Casas Blancas

Malgré mon échec pour enquêter sur la médecine traditionnelle yaqui et les pratiques de la sorcellerie, je ne pouvais pas clore cette première partie sans aborder, avec les difficultés déjà rapportées, le monde magique et dangereux de la « surnature » que les sorciers et les guérisseurs yaqui manipulent.

En 1999 352 , je connaissais quelques problèmes de santé et il aurait été absurde de ma part de ne pas saisir cette opportunité pour me faire soigner par un guérisseur ou une guérisseuse (jitebií) de la communauté yaqui. Cette initiative me permettait, dans une certaine mesure, de me confronter personnellement et directement avec l’univers de la médecine traditionnelle yaqui. La raison qui m’a poussé à me rendre spécialement chez doña María Matuz et non pas chez une autre ou un autre guérisseur, est sans doute à mettre en relation avec le premier entretien que j’ai eu avec le « manipulateur ». Nous étions alors en 1994.

En 1999, l’époque en question, j’ai rencontré Crescencio Buitimea qui, pour répondre à mes questions sur la sorcellerie et les pratiques curatives, m’a parlé de María Matuz. Doña María Matuz habite à côté de chez lui et c’est une guérisseuse qui bénéficie d’une très grande considération. Mais, le plus surprenant, d’après les propos de Crescencio Buitimea, c’est qu’elle ne soigne que des yorim. Sa clientèle, comme j’ai pu m’en rendre compte, était, le jour où je me suis rendu chez elle, uniquement constituée de yorim.

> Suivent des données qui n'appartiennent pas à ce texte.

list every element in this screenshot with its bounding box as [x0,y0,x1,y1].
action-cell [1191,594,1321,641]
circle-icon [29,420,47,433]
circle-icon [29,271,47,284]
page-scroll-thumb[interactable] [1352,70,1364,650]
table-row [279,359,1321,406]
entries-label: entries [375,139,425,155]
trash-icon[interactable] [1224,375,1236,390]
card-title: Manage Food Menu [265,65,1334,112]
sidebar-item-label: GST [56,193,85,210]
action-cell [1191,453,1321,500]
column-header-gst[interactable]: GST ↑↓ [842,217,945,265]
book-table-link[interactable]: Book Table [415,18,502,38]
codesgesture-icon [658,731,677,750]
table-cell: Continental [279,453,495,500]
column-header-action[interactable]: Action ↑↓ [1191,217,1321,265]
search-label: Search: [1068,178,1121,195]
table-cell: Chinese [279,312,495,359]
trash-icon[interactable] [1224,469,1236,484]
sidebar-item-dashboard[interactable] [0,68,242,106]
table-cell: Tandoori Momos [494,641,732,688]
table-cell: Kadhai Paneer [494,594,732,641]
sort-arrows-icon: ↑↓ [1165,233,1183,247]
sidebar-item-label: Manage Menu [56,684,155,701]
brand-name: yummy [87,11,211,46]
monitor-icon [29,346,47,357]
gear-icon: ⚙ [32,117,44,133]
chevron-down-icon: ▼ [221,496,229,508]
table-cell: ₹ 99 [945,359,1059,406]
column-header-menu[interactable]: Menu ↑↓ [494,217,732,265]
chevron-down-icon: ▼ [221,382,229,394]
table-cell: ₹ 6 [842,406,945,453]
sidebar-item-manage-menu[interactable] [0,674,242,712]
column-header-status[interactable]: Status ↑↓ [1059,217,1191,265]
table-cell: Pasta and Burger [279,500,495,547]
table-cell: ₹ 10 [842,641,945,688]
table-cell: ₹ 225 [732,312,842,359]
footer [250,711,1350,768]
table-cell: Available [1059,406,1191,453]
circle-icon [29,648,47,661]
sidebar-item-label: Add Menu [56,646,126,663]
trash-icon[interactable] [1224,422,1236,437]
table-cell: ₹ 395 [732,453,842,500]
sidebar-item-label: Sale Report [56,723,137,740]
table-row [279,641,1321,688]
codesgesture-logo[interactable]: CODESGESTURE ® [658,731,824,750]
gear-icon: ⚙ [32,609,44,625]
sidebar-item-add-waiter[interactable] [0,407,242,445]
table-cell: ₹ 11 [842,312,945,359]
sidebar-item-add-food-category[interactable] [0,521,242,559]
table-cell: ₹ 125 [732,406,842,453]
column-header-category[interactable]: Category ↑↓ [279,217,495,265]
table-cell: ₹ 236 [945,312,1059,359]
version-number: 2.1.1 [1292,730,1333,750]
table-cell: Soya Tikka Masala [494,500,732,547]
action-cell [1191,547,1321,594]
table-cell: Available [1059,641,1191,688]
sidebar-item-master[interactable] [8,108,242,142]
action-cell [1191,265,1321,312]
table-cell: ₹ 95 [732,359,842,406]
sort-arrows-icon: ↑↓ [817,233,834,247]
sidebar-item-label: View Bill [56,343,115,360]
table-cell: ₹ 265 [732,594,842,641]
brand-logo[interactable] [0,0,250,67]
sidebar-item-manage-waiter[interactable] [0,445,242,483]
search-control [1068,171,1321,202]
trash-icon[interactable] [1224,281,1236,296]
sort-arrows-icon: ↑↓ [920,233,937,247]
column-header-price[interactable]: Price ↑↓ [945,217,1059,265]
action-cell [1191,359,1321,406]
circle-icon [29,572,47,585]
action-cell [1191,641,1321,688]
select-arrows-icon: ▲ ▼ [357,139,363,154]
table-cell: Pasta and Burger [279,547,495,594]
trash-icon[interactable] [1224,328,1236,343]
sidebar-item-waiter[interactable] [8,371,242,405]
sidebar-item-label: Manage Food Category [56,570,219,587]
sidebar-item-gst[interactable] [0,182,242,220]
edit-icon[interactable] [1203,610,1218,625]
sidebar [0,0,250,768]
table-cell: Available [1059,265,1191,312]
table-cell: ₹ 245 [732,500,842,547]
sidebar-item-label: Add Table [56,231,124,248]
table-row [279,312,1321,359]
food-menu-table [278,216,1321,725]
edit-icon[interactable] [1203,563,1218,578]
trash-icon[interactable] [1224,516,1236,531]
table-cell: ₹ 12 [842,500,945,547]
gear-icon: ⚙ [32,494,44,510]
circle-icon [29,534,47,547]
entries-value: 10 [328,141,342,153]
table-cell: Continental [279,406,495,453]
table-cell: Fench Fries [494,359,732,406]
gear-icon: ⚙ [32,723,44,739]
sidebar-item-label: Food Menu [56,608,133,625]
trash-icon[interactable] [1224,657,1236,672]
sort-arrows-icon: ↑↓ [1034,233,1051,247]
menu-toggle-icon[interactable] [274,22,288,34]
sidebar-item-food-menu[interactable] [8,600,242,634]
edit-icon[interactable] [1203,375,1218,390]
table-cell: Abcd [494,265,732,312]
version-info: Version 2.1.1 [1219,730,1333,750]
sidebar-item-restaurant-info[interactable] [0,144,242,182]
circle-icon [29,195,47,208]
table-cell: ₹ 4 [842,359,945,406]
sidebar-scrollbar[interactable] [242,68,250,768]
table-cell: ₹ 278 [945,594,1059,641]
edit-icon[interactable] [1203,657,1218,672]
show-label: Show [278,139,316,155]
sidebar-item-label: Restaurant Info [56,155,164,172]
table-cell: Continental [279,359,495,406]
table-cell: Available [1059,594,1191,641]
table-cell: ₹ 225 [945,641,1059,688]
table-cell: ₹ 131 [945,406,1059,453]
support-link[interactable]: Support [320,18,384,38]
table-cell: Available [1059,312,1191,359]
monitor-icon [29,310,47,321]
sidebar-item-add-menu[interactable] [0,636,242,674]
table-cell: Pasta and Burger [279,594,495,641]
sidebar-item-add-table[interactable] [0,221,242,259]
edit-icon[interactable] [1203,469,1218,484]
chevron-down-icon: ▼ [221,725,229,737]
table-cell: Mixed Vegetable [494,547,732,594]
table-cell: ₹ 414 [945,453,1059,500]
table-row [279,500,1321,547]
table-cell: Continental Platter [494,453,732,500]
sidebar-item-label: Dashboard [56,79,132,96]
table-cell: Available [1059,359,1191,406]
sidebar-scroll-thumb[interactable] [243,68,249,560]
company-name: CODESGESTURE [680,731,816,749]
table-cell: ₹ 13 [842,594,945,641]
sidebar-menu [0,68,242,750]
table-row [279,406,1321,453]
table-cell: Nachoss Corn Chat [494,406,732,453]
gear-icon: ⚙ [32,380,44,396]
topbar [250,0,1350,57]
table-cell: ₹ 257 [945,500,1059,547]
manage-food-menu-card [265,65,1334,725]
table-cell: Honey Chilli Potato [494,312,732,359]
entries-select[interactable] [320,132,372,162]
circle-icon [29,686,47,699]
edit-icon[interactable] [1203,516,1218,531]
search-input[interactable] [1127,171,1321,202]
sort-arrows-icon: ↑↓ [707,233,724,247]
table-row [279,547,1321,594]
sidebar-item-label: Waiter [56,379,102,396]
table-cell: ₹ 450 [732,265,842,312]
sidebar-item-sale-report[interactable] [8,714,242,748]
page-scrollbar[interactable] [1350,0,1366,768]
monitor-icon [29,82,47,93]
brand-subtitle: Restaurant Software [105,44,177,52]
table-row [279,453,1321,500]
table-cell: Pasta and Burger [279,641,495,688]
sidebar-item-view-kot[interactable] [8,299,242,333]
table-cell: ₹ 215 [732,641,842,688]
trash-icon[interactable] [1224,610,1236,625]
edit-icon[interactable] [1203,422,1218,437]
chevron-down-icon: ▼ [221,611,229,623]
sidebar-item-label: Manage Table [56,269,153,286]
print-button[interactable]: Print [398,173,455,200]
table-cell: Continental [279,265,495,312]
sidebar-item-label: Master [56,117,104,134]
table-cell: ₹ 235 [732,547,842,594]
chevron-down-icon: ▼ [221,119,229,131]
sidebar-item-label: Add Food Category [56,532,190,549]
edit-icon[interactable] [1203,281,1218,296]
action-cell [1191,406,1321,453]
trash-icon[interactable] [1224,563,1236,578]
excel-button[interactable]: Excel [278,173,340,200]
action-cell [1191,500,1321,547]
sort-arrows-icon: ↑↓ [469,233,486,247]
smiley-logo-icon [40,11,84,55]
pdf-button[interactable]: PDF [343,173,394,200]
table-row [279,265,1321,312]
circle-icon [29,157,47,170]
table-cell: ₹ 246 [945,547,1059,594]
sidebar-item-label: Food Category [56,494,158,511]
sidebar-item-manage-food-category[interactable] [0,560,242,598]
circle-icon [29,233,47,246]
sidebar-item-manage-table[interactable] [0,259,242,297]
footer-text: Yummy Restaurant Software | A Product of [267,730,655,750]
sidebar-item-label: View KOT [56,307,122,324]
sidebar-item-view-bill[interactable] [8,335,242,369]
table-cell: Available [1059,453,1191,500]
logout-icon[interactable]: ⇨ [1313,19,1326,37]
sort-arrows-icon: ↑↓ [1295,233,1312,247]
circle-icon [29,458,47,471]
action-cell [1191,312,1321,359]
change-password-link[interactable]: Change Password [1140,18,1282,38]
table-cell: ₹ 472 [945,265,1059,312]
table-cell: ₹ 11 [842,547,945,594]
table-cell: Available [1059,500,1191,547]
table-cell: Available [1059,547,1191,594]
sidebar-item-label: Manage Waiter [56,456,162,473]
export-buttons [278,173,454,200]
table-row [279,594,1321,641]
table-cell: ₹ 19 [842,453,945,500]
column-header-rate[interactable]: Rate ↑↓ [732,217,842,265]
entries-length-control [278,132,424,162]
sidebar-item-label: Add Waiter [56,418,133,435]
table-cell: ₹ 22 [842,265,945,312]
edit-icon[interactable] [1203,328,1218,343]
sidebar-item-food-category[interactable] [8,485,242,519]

Crescencio Buitimea m’a d’ailleurs raconté que des Nord-Américains traversent la frontière pour venir se faire soigner par doña María Matuz. Un Nord-Américain lui a même offert une voiture pour la remercier de lui avoir sauver la vie. D’après Crescencio Buitimea et le récit que lui en a fait sa mère, l’homme était atteint d’un cancer et ses jours étaient comptés. Je rapporte les faits tels qu’on me les a racontés.

Le nom de María Matuz s’est donc imposé tout naturellement et grâce aux indications que Crescencio Buitimea m’a données pour localiser la maison de la guérisseuse, je me suis rendu chez elle pour une consultation.

Je savais que, dans la démarche de rencontrer une guérisseuse, il me serait impossible de me situer dans la position d’enquêteur à informateur ; ma demande de soins me défendait d’utiliser cette situation pour lui poser des questions. J’avais deux possibilités, soit me présenter en tant que patient soit agir en tant qu’enquêteur. Cette deuxième option, sans le concours d’un « médiateur », dans le cas présent, la médiation d’un Promoteur bilingue de la culture yaqui, était vouée à l’échec 353 .

Notes
352.

J’ai rencontré doña María Matuz en juin 1999.

353.

L’enquête de José Antonio Mejía Muñoz, sur la médecine traditionnelle yaqui, illustre mon propos ; c’est grâce à l’intervention des Promoteurs bilingues, dont l’un d’entre eux est le petit-fils de doña María Matuz, qu’il a pu réaliser son étude.